Phytomedicine. 2002 Dec; 9(8): 757-62.

A preliminary RAPD-PCR analysis of Cimicifuga species and other botanicals used for women's health.

Xu H, Fabricant DS, Piersen CE, Bolton JL, Pezzuto JM, Fong H, Totura S, Farnsworth NR, Constantinou AI.

UIC/NIH Center for Botanical Dietary Supplements Research, University of Illinois at Chicago, Chicago, Illinois, USA.

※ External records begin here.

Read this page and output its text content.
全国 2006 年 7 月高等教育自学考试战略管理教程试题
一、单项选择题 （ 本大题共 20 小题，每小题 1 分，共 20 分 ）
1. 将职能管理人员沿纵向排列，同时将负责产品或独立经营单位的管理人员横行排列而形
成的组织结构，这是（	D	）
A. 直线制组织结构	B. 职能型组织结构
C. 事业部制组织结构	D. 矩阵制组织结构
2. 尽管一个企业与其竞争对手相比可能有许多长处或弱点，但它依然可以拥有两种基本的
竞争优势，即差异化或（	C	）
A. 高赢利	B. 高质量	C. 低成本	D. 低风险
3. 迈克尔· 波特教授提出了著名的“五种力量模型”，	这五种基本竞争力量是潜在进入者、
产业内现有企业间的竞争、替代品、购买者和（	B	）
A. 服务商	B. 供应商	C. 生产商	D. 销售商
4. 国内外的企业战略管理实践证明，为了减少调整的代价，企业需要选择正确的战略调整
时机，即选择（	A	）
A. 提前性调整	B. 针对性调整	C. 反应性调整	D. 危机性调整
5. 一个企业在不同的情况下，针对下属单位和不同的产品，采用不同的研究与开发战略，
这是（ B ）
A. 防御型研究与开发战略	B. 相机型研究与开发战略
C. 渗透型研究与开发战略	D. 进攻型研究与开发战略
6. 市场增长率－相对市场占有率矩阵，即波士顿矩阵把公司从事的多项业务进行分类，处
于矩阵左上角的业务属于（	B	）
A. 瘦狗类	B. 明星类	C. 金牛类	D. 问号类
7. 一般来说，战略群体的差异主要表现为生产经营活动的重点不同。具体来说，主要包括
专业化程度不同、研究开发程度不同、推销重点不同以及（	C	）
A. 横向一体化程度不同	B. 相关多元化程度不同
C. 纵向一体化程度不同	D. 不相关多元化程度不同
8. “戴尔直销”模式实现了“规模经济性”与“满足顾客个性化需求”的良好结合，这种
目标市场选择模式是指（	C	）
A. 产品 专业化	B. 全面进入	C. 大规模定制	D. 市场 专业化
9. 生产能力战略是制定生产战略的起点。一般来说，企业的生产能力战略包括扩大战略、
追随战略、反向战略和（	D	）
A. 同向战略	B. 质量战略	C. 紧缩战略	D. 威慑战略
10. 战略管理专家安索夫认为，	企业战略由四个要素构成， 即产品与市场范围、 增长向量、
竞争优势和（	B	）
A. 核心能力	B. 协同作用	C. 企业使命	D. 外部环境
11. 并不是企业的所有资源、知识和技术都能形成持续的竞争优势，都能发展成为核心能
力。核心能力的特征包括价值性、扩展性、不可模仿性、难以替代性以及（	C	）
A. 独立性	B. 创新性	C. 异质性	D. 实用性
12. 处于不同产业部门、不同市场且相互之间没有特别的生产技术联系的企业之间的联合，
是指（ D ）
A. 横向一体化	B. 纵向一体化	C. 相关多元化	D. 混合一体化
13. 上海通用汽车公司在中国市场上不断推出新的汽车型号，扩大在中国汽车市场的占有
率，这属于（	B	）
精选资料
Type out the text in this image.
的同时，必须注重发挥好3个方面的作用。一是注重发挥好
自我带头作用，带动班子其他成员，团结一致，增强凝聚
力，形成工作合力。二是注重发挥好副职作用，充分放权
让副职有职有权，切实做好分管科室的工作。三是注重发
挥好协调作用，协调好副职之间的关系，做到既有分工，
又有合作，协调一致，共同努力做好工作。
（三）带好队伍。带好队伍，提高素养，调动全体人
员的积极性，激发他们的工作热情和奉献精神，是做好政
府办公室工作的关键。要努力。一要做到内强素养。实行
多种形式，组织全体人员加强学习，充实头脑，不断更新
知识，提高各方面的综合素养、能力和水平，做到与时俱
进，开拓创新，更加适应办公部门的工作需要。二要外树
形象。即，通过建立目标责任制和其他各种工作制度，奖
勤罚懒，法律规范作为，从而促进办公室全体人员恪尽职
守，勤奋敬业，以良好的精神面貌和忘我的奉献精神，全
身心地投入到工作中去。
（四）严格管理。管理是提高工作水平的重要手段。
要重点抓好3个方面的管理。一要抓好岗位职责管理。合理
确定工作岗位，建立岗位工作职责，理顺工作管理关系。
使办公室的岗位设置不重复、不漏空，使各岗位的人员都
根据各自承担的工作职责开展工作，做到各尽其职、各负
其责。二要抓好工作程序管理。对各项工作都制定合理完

Traditional taxonomic methods of botanical identification that rely primarily on morphological observations cannot be used efficiently when only powdered plant materials are available. Thus, our objectives were to determine if we could apply a molecular approach to: a) produce unique DNA profiles that are characteristic of the species, and b) determine if the geographical area or time of collection influences these DNA profiles. Towards this end, random amplified polymorphic DNA (RAPD) analyses were performed on a number of botanicals currently used for women's health. The test materials included samples from three species each of the genera Cimicifuga (Actaea) and Trifolium, as well as samples of Vitex agnus-castus L., Glycyrrhiza glabra L., Gingko biloba L., Valeriana officinalis L., Angelica sinensis (Oliv.) Diels, Viburnum prunifolium L., Humulus lupulus L., Vaccinium macrocarpon Ait., Panax ginseng C.A. Mey. Cimicifuga racemosa (L.) Nutt. and Trifolium pratense L. are currently under clinical investigation in our basic research laboratories and medical clinic for the relief of post-menopausal symptoms. Characteristic profiles produced with the OPC-15 primer could distinguish the three Cimicifuga species: C. racemosa, C. americana and C. rubifolia. Similar results were obtained with the three Trifolium species: Trifolium pratense L., Trifolium incarnatum L., and Trifolium repens L. Accessions of cultivated T. pratense collected from the same field at different times, produced identical profiles. Accessions of Cimicifuga species collected from different geographical areas produced similar but not identical DNA profiles; however, species-specific DNA fragments were identified. These results demonstrate that RAPD analysis can be applied to distinguish species when only powdered material is available for testing. This methodology can be applied to identify species of commercial value regardless of collection time or geographic area.